名前の由来はモーツァルト作曲のオペラ『魔笛』に登場する恋に身を焦がして自殺しようとしたものの、自殺するのをやめて生きることを選んだ鳥刺しの男パパゲーノに因みます。
パパゲーノは、信じた人と引き離され自殺しようとするものの、自分に似た片割れのような存在・パパゲーナとの出会いにより、生きることを選ぶキャラクターです。
特に、厳しい環境で自殺願望を持った個人が、その危機を乗り越える報道内容は、有意な自殺予防効果があるとされています。
2010年9月、オーストリア・ウィーン医科大学准教授のトーマス・ニーダークロテンターラー(Thomas Niederkrotenthaler)が同僚とともに、王立精神医学会の学術誌「英国精神医学ジャーナル」に論文を発表したのが最初だと言われています。
ニーダークロテンターラーらは、オーストリア国内の新聞報道における、逆境に立ったときの対処方法の紹介と自殺の減少に注目して、初めてこの現象に気がついたということです。
対極的な効果として「ウェルテル効果」がしばしば名前に挙げられます。
2012年1月4日のMedia Roles in Suicide Prevention: A Systematic Review(自殺予防におけるメディアの役割:系統的総説論文)では、「バイアス」がある可能性を示唆しながらも56の論文の多くでメディアの報道と自殺傾向が関連しているという考えを支持しています(1990年以前の4件の研究で関連性が低いとの報告がなされています)。
この中で、「ウェルテル効果」は多くの確認が取れているものの、「パパゲーノ効果」については研究例が少ない傾向にあるとしています。
「パパゲーノ効果」を確認した6件の研究では、マスメディアが自殺報道の品質や量に配慮を行った結果、保護効果が見られたとしています。
(2)「ウェルテル効果」
「ウェルテル効果」( Werther effect)とは、マスメディアの報道に影響されて自殺が増える事象のことです。これを実証した社会学者ディヴィッド・フィリップス(David P. Phillips)により命名されました。
2020年、新型コロナウィルスの感染拡大により、日本の自殺者数は10年ぶりに増加に転じました。そんな中で誰もが知る人気芸能人らの自殺も相次ぎましたが、マスメディアによる自殺報道が影響してさらなる自殺を呼ぶ「ウェルテル効果」があったと言っても過言ではない状況も発生してしまいました。
特に若年層が影響を受けやすいとされます。「ウェルテル」は、ゲーテ著の『若きウェルテルの悩み』(1774年)に由来します。本作の主人公、ウェルテルは最終的に自殺しますが、これに影響された若者達が、彼と同じ方法で自殺した事象を起源とします。なお、これが原因となり、いくつかの国でこの本は発禁処分となりました。

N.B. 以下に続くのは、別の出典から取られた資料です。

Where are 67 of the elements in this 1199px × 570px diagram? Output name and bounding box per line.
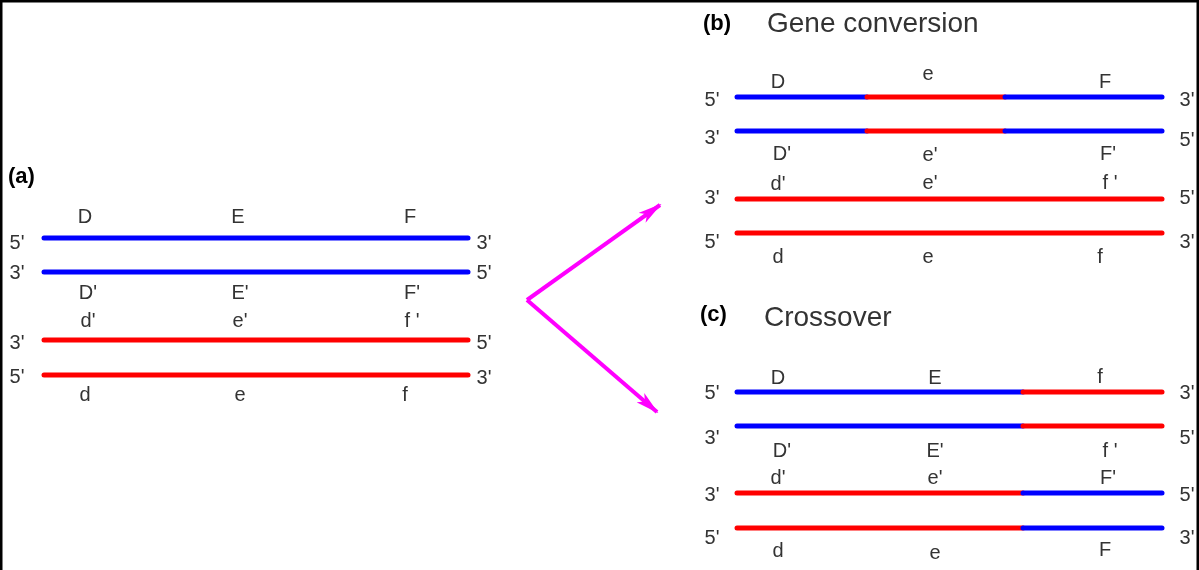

ただし、実在の人物のみならず、小説などによるフィクションの自殺も「ウェルテル効果」を起こすか否かについては諸説分かれています。
精神科医のジェローム・モット(Jerome A. Motto)は1967年、「自殺報道の影響で自殺が増える」という仮説を確かめるため、新聞のストライキがあった期間に自殺率が減少するかどうかを調べましたが、この仮説はデトロイトでしか証明されなかった上、調査手法における様々な問題点が指摘されました。
その後、社会学者のデイヴィッド・フィリップスが1974年 、ニューヨークタイムズの一面に掲載された自殺と、1947年から1967年までの全米の月間自殺統計を比較することで、報道の自殺率に対する影響を証明し、これを「ウェルテル効果」と名付けました。